Can you help me solve this issue above?
Without using the cor
function, it would look like this?
dif <- result %>%
mutate(D1 = M1-M2, D2 = M1-M3, D3 = M2-M3)
d <-dif$D1
rho <- function(d) {
1 - (6 * (sum(d)^2) / (length(d) * ((length(d)^2) - 1)))
}
rho(d)
Best Answer
Since you have already produced the ranks, you can take the Pearson correlation of these rank-transformed data to obtain the Spearman correlation. Only using very basic functions in R, which seems to be what you want to do, you could do:
sum((M1-mean(M1)) * (M2-mean(M2))) / (length(M1)-1) / (sd(M1)*sd(M2))

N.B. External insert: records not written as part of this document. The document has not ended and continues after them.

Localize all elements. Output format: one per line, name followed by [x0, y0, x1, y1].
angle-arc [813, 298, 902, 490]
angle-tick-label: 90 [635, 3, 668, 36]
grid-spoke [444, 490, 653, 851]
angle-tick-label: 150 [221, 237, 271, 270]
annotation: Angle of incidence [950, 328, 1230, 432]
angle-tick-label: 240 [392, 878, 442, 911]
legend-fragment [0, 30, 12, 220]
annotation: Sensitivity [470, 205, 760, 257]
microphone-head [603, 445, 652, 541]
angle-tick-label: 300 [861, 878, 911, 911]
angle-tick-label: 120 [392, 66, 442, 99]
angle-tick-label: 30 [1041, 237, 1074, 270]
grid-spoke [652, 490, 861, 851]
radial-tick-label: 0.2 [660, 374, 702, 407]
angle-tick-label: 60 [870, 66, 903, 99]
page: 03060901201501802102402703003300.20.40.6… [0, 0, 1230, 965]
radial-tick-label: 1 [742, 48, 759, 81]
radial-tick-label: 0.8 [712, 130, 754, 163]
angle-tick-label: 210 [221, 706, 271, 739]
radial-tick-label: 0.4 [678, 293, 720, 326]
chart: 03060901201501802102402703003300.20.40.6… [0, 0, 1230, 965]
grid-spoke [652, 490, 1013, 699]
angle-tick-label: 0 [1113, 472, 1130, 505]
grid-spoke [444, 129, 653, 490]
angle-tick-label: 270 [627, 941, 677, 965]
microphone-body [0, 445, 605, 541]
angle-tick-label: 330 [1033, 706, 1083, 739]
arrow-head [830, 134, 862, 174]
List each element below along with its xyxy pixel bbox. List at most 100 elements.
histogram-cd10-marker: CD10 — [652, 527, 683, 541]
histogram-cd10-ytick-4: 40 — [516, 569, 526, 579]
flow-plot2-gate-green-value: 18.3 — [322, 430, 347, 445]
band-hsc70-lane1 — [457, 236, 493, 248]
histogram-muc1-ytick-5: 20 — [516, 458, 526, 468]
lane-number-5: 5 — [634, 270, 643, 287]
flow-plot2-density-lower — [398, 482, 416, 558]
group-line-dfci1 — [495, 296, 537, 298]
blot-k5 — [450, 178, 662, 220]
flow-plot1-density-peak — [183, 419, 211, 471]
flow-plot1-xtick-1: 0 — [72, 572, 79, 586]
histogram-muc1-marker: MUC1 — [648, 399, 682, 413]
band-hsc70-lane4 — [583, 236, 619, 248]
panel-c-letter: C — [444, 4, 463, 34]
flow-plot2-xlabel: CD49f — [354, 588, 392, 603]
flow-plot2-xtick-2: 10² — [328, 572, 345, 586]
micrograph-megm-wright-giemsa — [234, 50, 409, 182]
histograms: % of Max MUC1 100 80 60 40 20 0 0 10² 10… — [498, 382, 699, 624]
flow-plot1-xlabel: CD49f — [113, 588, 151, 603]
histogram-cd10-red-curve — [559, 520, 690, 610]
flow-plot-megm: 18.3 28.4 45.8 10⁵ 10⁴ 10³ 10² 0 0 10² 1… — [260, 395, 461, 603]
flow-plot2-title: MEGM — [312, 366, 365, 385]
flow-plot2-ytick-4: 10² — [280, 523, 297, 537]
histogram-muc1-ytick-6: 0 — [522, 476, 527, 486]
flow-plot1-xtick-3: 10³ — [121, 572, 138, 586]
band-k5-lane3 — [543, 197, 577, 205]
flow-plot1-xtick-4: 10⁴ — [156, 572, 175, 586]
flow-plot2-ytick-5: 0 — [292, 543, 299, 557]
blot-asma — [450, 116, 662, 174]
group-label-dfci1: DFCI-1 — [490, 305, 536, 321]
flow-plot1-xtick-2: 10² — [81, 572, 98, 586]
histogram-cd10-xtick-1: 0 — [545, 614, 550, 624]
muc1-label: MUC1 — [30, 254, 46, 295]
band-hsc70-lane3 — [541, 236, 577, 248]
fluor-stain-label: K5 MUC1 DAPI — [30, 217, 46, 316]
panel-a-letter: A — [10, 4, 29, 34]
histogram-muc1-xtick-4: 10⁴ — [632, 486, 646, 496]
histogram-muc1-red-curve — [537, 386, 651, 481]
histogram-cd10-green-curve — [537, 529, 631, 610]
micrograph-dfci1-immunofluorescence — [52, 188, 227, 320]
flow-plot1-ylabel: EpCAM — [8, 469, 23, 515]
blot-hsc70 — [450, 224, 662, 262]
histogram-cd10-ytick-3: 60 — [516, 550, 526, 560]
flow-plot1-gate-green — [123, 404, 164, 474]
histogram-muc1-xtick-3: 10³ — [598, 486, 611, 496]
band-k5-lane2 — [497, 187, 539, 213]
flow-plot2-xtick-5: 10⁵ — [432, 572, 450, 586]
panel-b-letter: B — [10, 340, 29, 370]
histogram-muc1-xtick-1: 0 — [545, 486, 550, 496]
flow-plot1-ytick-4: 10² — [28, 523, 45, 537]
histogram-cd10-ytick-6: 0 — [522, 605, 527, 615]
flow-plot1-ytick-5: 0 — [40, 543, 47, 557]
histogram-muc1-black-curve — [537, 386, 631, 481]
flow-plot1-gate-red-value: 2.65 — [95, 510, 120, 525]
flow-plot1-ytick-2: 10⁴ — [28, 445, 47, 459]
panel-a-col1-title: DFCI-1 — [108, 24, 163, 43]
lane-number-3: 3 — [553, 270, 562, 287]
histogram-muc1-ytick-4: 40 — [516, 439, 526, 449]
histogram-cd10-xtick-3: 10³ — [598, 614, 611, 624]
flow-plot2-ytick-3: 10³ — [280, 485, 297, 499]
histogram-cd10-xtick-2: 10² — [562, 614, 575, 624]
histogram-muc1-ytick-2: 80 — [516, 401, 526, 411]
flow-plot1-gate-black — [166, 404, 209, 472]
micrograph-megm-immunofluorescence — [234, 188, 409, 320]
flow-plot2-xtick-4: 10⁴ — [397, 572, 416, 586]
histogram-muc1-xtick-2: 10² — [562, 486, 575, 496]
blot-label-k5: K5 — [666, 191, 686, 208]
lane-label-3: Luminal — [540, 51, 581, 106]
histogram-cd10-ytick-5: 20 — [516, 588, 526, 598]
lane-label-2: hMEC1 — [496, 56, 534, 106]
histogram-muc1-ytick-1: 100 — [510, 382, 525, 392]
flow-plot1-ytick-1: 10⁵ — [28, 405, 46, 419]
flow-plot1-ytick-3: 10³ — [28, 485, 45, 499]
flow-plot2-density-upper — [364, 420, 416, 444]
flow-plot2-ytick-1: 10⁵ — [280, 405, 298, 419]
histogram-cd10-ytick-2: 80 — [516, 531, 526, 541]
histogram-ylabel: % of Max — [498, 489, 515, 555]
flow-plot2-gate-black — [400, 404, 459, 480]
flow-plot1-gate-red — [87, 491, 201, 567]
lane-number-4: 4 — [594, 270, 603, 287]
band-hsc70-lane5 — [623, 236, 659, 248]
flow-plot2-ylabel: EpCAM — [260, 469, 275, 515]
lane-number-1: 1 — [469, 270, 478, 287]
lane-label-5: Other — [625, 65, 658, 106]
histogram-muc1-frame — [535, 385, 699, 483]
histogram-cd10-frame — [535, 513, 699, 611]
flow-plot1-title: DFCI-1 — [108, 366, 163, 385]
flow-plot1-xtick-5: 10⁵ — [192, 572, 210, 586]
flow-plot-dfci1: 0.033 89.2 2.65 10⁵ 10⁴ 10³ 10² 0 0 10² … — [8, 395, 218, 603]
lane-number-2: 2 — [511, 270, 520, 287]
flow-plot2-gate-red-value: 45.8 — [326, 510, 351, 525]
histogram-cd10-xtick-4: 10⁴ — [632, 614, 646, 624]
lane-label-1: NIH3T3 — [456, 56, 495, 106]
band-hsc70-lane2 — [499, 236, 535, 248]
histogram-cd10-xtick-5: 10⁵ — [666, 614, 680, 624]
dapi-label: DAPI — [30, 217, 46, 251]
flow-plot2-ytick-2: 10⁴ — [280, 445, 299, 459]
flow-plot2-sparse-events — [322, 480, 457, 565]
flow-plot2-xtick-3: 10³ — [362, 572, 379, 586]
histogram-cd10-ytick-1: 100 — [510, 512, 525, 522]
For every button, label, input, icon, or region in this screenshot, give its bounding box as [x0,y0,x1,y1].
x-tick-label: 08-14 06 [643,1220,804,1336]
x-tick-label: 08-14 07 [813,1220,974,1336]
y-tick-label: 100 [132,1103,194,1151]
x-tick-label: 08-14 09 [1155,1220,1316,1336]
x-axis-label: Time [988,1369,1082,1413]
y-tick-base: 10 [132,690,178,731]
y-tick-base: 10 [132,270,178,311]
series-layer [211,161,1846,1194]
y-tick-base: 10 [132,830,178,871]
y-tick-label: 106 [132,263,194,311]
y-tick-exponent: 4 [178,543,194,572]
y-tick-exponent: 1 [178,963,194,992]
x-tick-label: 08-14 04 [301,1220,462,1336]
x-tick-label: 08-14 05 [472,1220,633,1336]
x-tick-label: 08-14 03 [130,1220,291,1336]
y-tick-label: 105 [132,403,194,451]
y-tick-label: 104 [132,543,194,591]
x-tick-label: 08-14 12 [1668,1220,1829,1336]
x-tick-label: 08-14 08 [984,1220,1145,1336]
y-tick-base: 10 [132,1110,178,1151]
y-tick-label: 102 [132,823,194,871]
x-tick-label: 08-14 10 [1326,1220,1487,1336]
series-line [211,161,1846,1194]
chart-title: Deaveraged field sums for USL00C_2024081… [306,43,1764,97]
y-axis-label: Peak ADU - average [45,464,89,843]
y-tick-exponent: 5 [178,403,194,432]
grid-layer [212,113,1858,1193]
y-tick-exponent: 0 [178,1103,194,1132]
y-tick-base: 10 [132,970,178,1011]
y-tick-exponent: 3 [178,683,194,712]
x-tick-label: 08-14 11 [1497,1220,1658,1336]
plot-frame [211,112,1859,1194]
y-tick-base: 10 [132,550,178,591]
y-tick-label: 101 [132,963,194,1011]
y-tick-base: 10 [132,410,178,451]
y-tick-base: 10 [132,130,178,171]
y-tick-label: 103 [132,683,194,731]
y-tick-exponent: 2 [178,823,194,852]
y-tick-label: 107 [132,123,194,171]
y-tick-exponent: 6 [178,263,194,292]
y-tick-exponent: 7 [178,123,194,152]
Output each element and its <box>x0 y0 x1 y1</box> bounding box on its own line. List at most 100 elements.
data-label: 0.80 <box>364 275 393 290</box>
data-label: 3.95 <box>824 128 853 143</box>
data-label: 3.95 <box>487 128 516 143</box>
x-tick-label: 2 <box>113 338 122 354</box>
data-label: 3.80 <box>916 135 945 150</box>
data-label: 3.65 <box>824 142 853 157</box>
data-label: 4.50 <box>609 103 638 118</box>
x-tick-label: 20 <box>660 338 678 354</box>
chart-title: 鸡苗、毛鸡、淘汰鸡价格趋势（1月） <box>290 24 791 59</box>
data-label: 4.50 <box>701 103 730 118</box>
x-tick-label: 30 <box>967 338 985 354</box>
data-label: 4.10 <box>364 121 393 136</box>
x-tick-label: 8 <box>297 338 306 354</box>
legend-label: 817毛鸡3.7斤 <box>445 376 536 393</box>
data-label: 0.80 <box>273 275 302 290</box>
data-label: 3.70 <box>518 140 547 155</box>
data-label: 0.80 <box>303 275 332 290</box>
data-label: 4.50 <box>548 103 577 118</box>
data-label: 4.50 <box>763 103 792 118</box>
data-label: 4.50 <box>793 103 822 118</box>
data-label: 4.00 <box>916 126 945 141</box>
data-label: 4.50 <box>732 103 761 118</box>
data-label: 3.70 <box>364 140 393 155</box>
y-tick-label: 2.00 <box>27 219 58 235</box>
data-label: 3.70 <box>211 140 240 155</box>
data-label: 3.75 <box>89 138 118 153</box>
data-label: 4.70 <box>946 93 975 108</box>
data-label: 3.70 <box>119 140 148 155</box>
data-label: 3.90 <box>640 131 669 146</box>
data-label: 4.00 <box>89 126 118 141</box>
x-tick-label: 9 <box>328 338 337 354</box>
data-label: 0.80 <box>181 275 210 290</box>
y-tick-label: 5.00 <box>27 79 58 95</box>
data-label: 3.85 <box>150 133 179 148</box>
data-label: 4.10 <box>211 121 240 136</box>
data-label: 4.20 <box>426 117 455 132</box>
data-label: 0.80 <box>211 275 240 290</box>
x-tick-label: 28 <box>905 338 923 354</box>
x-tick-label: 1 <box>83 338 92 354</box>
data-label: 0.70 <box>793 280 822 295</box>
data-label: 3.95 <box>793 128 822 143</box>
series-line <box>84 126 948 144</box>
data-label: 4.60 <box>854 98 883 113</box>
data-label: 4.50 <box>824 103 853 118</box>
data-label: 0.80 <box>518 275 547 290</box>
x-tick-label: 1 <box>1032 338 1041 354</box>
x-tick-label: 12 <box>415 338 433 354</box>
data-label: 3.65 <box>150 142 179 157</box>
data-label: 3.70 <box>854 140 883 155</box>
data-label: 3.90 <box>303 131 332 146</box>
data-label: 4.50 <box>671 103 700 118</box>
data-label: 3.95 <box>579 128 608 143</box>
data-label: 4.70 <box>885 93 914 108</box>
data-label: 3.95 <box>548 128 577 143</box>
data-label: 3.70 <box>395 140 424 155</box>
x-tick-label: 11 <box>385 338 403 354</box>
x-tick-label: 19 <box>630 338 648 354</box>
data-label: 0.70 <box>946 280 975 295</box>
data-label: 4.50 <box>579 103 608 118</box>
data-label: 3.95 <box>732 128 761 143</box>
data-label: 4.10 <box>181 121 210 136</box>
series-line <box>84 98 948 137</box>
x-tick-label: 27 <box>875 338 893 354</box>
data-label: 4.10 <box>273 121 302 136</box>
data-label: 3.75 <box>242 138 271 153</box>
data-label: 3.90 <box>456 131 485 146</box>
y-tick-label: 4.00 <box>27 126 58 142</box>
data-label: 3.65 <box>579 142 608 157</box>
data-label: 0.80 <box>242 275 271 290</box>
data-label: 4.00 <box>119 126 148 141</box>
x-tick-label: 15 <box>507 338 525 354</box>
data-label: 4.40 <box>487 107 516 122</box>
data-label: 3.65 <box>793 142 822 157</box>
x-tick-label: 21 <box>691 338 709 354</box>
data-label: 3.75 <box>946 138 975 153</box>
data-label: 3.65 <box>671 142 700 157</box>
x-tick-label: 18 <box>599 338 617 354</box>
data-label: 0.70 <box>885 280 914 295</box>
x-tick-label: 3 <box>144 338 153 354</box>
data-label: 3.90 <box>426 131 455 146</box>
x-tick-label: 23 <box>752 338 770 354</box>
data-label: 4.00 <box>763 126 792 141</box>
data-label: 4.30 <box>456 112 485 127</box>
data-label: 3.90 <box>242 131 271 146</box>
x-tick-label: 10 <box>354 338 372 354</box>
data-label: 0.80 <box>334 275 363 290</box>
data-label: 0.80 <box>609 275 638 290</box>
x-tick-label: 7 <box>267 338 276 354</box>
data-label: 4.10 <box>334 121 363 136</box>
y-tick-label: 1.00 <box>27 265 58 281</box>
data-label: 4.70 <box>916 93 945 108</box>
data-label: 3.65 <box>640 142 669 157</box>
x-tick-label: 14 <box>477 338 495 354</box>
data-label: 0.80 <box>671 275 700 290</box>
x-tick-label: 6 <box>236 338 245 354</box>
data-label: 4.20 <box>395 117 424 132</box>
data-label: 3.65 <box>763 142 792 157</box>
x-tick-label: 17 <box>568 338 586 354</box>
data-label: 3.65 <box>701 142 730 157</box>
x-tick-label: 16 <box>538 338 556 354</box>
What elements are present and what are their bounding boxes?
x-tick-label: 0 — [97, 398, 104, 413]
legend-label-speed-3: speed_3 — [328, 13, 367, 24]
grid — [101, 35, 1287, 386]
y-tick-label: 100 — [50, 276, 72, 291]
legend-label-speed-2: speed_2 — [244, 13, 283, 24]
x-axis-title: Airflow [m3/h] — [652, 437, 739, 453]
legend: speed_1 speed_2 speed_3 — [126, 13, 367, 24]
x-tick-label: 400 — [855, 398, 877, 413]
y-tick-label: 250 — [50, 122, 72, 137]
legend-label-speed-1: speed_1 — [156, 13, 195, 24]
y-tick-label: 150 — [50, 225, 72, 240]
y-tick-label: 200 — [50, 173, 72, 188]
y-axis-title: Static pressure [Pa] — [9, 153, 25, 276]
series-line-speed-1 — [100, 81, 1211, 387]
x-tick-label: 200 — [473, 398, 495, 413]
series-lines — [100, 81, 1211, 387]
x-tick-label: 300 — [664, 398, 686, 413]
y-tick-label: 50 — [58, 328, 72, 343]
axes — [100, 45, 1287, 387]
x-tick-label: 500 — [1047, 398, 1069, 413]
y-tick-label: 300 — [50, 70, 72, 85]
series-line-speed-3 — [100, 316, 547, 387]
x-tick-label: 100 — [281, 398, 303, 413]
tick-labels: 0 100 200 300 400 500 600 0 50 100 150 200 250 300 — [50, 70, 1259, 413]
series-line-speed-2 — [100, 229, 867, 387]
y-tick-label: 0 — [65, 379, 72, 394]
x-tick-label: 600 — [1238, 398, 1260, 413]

That is, you are using the obvious estimator for the definition
$$\rho = \frac{\text{Cov}(X,Y)}{\sigma_x\ \sigma_y}$$
This will produce the same as
cor(M1, M2, method = "spearman")
and also the same ascor(M1, M2, method = "pearson")
.The formula you posted gets into deep trouble when there are many ties, which is exactly the case in your dataset.